Je connais plutôt bien Grittermatte, j’en ai déjà parlé ici à plusieurs reprises.

Pour Buronfosse, c’était ma première bouteille de cette cuvée: là, bue comme ça, dans un contexte très plaisant, je l’ai beaucoup aimée. J’aurais sans doute mis un gros bémol à cette quille si je l’avais dégustée dans d’autres dispositions. J’aurais noté un gros gaz, et selon mon humeur et mon degré d’indulgence, il aurait été de « un peu embêtant » à « carrément chiant ». J’aurais posté, peut-être, un commentaire mitigé sur facebook, m’interrogeant sur les raisons de cette bulle, supposant, … Sauf que je n’en ai pas ressenti l’envie.

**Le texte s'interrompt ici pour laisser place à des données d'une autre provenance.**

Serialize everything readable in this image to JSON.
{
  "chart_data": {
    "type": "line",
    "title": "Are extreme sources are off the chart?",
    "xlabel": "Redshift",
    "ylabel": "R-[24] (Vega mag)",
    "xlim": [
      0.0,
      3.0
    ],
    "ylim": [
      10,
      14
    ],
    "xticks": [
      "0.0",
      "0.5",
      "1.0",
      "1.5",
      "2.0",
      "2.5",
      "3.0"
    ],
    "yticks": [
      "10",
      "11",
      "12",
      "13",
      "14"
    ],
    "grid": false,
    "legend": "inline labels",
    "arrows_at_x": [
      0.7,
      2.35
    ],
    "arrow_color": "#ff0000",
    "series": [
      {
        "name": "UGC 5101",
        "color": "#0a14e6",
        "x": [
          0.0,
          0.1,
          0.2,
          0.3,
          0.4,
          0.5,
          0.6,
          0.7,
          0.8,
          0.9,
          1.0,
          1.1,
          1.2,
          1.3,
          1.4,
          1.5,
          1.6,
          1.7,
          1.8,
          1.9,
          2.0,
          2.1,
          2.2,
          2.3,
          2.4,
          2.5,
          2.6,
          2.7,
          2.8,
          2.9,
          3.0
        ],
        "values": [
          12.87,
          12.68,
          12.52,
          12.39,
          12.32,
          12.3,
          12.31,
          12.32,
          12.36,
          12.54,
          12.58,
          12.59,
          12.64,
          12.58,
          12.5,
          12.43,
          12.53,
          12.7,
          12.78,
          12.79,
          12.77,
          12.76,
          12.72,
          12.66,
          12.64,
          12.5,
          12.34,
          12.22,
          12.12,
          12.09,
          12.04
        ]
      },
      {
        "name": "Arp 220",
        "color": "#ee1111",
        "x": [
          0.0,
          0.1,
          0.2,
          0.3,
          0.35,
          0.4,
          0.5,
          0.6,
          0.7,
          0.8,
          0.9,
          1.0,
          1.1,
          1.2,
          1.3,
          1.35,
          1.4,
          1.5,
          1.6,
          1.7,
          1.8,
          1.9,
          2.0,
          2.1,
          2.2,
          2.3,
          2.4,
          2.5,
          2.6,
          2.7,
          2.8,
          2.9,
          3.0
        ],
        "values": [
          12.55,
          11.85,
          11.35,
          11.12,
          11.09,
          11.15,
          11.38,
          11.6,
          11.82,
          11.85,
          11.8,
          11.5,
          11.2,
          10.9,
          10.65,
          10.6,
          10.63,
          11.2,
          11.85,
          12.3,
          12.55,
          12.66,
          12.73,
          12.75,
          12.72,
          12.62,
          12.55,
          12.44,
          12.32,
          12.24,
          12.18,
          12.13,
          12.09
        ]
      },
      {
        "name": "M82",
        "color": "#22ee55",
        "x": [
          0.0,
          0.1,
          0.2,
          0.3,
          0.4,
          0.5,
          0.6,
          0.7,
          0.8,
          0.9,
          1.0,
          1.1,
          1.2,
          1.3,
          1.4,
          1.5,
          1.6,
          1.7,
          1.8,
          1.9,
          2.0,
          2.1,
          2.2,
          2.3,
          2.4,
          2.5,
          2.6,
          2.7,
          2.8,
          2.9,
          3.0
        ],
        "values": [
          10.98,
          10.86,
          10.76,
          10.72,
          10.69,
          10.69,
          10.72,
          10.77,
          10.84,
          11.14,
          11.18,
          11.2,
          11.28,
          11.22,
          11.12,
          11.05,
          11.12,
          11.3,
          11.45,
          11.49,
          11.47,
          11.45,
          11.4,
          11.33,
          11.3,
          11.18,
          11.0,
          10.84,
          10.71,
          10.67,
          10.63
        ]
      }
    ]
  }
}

Du coup, j’en arrive à philosopher:

Si on n’a pas le droit de dézinguer une bouteille sur les réseaux sociaux parce qu’elle se goûte mal, qu’il faut laisser le bénéfice du doute, qu’il s’agit peut-être juste d’une bouteille à souci, qu’il faut ouvrir une deuxième. Si on doit au vigneron un minimum de respect pour son taf, et une sorte de présomption d’innocence  quand la bouteille est mauvaise, a-t-on le devoir moral d’également fermer sa gueule quand le vin est exceptionnellement bon ? Parce qu’imaginons que, sans préciser le contexte dans lequel je l’ai bu, je fasse un post plein de louanges sur une bouteille, est-ce qu’il y a tromperie? Non pas que le vin ne soit pas bon au départ, mais qu’avec des conditions optimum, il goûte bien mieux que sur une table blanche, sous une lumière artificielle, à l’aveugle, en toute objectivité? Et même peut-on trouver un vin ordinairement « moyen » transformé en bon juste parce qu’on est bien, avec un amoureux, des amis, des personnes qui comptent?

On peut aussi se dire que quelle que soit l’importance qu’on se donne, notre avis n’est qu’un avis, parmi d’autres. Que les gens sont bien assez grands pour me (nous) lire et faire la part des choses. Expérimenter par eux-mêmes et entériner ou pas. Que ce qui compte, ce n’est pas tant d’aimer, détester, critiquer, louer, adorer ou brûler, c’est qu’on finit par parler de vin. En bien, en mal, avec de la subjectivité, de la mauvaise foi, de la passion ou du détachement. Mais parler de vin: bien sûr, ce n’est « que » du jus de raisin fermenté, mais qu’est-ce qu’il peut faire couler d’encre.

Enfin, bon: la prochaine fois que je reçois, j’essaierai quand même de servir des vins dégueulasses, pour voir si d’aventure je les trouvais bon. Niark.